Keeping Elephants Healthy, in Captivity
The life expectancy of a healthy elephant, in its natural environment, is similar to a human. 60 to 70 years.
All 21 elephants at the Mathura Wildlife SOS sanctuary were rescued from unhealthy, inhumane environments. They were all in a critical state when they arrived. Emaciated. Wounded. Physically and emotionally.
Wildlife SOS provides veterinary care, proper nutrition, and positive attention which was often sorely lacking. Additionally, the staff encourages socialization between the elephants. Several of the rescued elephants are typically partnered with their best buddies.
Before and after pictures of the elephants are posted near their feeding zones. Reading the explanations accompanying the before shots should convince most any tourist to never ride an elephant again. Or, contribute in any way to the commercialization of captive animals.
- Raju was in chains for 50 years. He passed through 27 owners. “He was a skeleton when he came to us,” our guide recalled.
- Asha was 46 when she was rescued. She had been used to carry tourists up Jaipur’s Amber Fort. The excess weight causes joint problems and leg injuries.
- Phookali was a “begging elephant” for many decades. Mistreated, she was blind, and could barely stand.

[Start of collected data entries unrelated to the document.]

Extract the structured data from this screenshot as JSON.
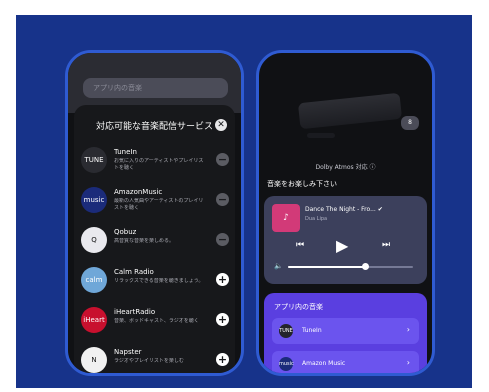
{
  "left_phone": {
    "backdrop_label": "アプリ内の音楽",
    "sheet": {
      "title": "対応可能な音楽配信サービス",
      "close_icon": "close-icon",
      "services": [
        {
          "name": "TuneIn",
          "description": "お気に入りのアーティストやプレイリストを聴く",
          "action": "remove",
          "icon_label": "TUNE"
        },
        {
          "name": "AmazonMusic",
          "description": "最新の人気曲やアーティストのプレイリストを聴く",
          "action": "remove",
          "icon_label": "music"
        },
        {
          "name": "Qobuz",
          "description": "高音質な音楽を楽しめる。",
          "action": "remove",
          "icon_label": "Q"
        },
        {
          "name": "Calm Radio",
          "description": "リラックスできる音楽を聴きましょう。",
          "action": "add",
          "icon_label": "calm"
        },
        {
          "name": "iHeartRadio",
          "description": "音楽、ポッドキャスト、ラジオを聴く",
          "action": "add",
          "icon_label": "iHeart"
        },
        {
          "name": "Napster",
          "description": "ラジオやプレイリストを楽しむ",
          "action": "add",
          "icon_label": "N"
        }
      ]
    }
  },
  "right_phone": {
    "badge": "8",
    "dolby_text": "Dolby Atmos 対応",
    "enjoy_title": "音楽をお楽しみ下さい",
    "player": {
      "track": "Dance The Night - Fro...",
      "artist": "Dua Lipa",
      "volume": 0.62
    },
    "apps": {
      "title": "アプリ内の音楽",
      "items": [
        {
          "label": "TuneIn",
          "icon_label": "TUNE"
        },
        {
          "label": "Amazon Music",
          "icon_label": "music"
        }
      ]
    }
  },
  "colors": {
    "stage": "#17338a",
    "phone_border": "#2f5bd2",
    "apps_panel": "#5a3fe0",
    "player_card": "#3c405c"
  }
}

Kalpana (pictured here taking her first steps at the animal hospital) is the newest rescue. She was mistreated for nearly 40 years. She was eating the dirt and mud surrounding her until Wildlife SOS’s ambulance transported her to their animal hospital. The ambulance, the first of its kind in India, was packed with watermelons, pumpkins, and sugarcane to nurse the blind, dehydrated, injured animal back to health. elephant
Feeding and caring for the animals is not a simple or inexpensive feat either. Elephants consume up to 600 pounds of food and 50 to 100 liters of water daily. Even in India, that adds up to $30 a day to feed an elephant, plus another $30 a day for medical treatment and care.
Support ethical tourism
Wildlife SOS was established in 1995 to rescue dancing bears from captivity. Dancing bears was a 400-year-old practice. For many, the culture and financial needs kept these bears in captivity. In 1998, the practice was banned. However, the former dancing bear owners needed to find new ways to support themselves and their families. Wildlife SOS helped in that area as well, by funding new start-ups for them or putting them to work making handbags. Today, India is free of dancing bears.
Wildlife SOS has expanded to 11 centers across India. Among them, six are for bears and one is for leopards. One bear facility, just 15 kilometers from Mathura, has 159 bears.
Wildlife SOS USA, a 501(c)3 has a fundraising office in Salt Lake City to support the high costs required to provide the appropriate care for all the animals. Tourists can help support Wildlife SOS’ initiatives by visiting and supporting the centers, their cafes, and their gift shops, or volunteering on-site for a minimum one-week commitment.
For those not planning a visit to India, they can sponsor an animal, make a contribution online, or buy elephant print harem pants, tie-dyed scarves, sloth bear printed bags, and other items from their online gift shop
Possibly of even greater importance, everyone, anywhere, should refuse to ride elephants.